Effect of Structure of Carbon‐Supported PtRu Electrocatalysts on the Electrochemical Oxidation of Methanol

Carbon-supported binary PtRu electrocatalysts were prepared by coimpregnation using ethanolic solutions of Pt(NH 3 ) 2 (NO 2 ) 2 as the Pt source, various Ru sources [RuCl 3 , Ru 3 (CO) 12 , and RuNO(NO 3 ) x ], and carbon black by thermal decomposition under reducing conditions, and their structure, morphology, and electrocatalytic properties were investigated. X-ray diffraction analysis and high resolution scanning electron microscopy indicated that the use of Cl-free Ru sources, i.e., Ru 3 (CO) 12 or RuNO(NO 3 ) x , afforded highly dispersed and uniform PtRu nanoparticles. Surface area measurements conducted by electro-oxidation of preadsorbed carbon monoxide indicated that the use of Ru 3 (CO) 12 as the Ru source yielded high surface area catalysts. In terms of the surface-area specific current density (current density normalized by the specific surface area of PtRu metal obtained from preadsorbed CO electro-oxidation measurements), the electrocatalytic activity of Pt(NH 3 ) 2 (NO 2 ) 2 -Ru 3 (CO) 12 and Pt(NH 3 ) 2 (NO 2 ) 2 -RuNO(NO 3 ) x were equal.
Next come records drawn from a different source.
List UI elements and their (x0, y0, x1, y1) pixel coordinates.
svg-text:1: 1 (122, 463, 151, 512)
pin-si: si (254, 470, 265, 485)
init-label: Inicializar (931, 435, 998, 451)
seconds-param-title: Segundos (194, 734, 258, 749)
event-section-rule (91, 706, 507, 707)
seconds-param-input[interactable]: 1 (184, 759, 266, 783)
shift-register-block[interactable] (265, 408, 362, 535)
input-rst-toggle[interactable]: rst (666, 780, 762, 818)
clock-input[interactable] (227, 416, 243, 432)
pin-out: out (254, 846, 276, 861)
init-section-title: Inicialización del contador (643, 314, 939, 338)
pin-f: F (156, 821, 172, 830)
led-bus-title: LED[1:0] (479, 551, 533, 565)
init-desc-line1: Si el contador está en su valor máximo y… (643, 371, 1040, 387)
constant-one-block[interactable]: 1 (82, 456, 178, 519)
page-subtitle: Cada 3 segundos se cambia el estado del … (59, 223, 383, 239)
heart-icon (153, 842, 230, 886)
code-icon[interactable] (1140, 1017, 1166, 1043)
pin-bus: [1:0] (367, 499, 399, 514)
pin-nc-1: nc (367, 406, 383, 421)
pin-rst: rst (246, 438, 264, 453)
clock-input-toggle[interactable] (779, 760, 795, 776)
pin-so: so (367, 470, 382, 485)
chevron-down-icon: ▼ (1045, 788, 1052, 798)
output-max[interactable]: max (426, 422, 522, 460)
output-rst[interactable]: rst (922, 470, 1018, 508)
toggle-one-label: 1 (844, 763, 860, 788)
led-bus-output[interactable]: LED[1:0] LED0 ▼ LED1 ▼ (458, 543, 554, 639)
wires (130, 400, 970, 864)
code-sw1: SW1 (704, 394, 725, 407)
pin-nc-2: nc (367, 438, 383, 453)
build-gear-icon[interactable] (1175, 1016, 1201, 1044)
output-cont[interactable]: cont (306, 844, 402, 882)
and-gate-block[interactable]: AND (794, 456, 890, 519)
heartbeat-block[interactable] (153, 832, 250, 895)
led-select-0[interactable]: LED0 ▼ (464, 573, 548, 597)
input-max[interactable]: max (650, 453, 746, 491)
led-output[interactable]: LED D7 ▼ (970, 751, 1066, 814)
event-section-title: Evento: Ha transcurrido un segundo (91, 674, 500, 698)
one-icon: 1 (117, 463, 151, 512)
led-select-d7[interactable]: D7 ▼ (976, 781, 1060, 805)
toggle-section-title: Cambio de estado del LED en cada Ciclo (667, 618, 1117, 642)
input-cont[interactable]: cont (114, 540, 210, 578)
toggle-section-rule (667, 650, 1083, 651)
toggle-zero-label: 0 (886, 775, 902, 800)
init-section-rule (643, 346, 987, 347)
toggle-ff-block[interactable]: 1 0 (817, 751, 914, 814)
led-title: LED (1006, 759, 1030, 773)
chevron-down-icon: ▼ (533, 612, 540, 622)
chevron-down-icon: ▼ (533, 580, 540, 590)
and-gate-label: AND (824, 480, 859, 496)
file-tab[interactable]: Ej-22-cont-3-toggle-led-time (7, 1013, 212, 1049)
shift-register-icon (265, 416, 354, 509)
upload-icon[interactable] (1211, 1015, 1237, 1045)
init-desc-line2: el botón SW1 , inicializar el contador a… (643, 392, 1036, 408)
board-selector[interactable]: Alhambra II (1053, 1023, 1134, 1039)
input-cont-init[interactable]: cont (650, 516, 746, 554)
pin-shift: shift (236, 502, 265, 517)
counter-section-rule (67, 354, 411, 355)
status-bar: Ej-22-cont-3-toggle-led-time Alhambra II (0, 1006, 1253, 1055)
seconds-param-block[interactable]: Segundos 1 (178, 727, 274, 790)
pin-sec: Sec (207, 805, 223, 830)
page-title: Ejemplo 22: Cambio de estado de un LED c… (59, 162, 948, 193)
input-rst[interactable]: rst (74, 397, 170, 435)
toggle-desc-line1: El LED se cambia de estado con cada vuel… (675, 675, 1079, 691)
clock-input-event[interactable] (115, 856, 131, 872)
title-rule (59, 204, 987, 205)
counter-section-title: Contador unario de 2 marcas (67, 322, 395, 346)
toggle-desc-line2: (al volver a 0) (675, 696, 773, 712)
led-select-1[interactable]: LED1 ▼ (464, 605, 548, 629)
PtRu/C electrocatalysts prepared from ethanolic solutions of Pt(NH 3 ) 2 (NO 2 ) 2 -Ru 3 (CO) 12 resulted in high mass-specific activity toward methanol oxidation, with mass-specific current density as high as 159 mA mg -1 Pt at 500 mV. The efficiency of PtRu/C electrodes is discussed based on the significance of the use of Cl-free Ru sources.